Introduction
Architecture
zkWhirl is based on the Aztec Connect architecture, used by zk.money. Here is the diagram summarizing the architecture.
Let's disassemble the components:
Aztec SDK
The Aztec SDK is privacy's main character and is responsible for computing "inner proofs" that anonymize transactions. By interacting with the SDK, a user or a dev can check the state of his account, compute proofs and send transactions on the network.
It is worth noting that the user has two kind of keys: a view key, that allows him to decrypt past transactions and know his account state, and a spending key that lets him construct proofs and send transactions on the network.
- Read the Aztec SDK docs here
- Aztec SDK repo
Falafel
Once the transaction is created, it’s sent to Falafel. Falafel is a Typescript implementation of Aztec’s client — think of it like Go Ethereum (geth) or any other Ethereum client that forms an interface between the user and the actual blockchain.
Falafel is offchain software that accepts user proofs (encrypted transactions), aggregates them, creates a rollup proof, and then sends rollup proofs to the rollup contract for validation. This large proof comprised of many user transactions is what we call an “outer proof” (the inner proofs being the proofs containing each individual user transaction).
Falafel is just a batching mechanism that creates a big mega proof that adds all the inner proofs together proving that all the underlying state updates are valid.
Halloumi & Barretenberg
Halloumi and Barretenberg are libraries used by Falafel to generate proofs for the rollup contract.
Rollup contract
Once the outer proof is constructed, it’s sent to the on-chain rollup contract, a smart contract published on an EVM chain.
The outer proof sent to the rollup contract can contain a variety of encrypted user actions: withdrawals, deposits, new account registrations, or Aztec Connect bridge transactions.
The outer proof is sent to the rollup contract for validation and state updates.
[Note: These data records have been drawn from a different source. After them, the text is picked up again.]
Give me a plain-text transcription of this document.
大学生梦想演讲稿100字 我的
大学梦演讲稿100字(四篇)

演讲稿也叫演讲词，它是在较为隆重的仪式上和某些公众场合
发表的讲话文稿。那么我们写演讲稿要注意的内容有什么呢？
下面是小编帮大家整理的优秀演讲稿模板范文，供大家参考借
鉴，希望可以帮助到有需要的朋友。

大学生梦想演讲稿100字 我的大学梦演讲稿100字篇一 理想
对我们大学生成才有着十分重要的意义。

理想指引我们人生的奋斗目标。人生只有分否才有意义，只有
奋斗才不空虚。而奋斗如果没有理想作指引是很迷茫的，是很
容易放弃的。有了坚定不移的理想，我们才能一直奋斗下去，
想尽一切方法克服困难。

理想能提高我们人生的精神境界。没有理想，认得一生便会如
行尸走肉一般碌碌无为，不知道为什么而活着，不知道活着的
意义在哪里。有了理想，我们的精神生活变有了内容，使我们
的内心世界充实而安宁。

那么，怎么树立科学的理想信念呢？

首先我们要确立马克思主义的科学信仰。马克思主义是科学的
The rollup contract then runs through each user transaction and executes the necessary logic on Ethereum Layer 1.
Deposit: Users move funds to the Aztec rollup contract, which locks funds and then credits the user with an L2 representation of those funds once the rollup is published to Ethereum.
Withdrawal: Users indicate they want to send funds out of Aztec, the rollup contract confirms the value of the singular note the user is spending, nullifies internal Aztec funds, and sends its L1 funds to the specified withdrawal address.
DeFi interaction: the rollup contract calls out to an Aztec Connect Bridge Contract, which serves as an interface to Layer 1 smart contracts.
L1 bridge contract
Bridge contracts are all fundamentally structured as two-input, two-output swaps: the rollup contract sends 1–2 assets into an L1 protocol, and atomically receives 1–2 assets back (a synchronous bridge like a swap) or returns token assets back at a later date (an asynchronous bridge like a timed vault). In the next block, it subsequently generates a claim note for the user to claim the returned asset at a later date.
Virtual assets are an Aztec-specific representation of token positions that can’t immediately be returned to the rollup — think vault positions, fixed term positions, or anything else that is escrowed for redemption at a later date.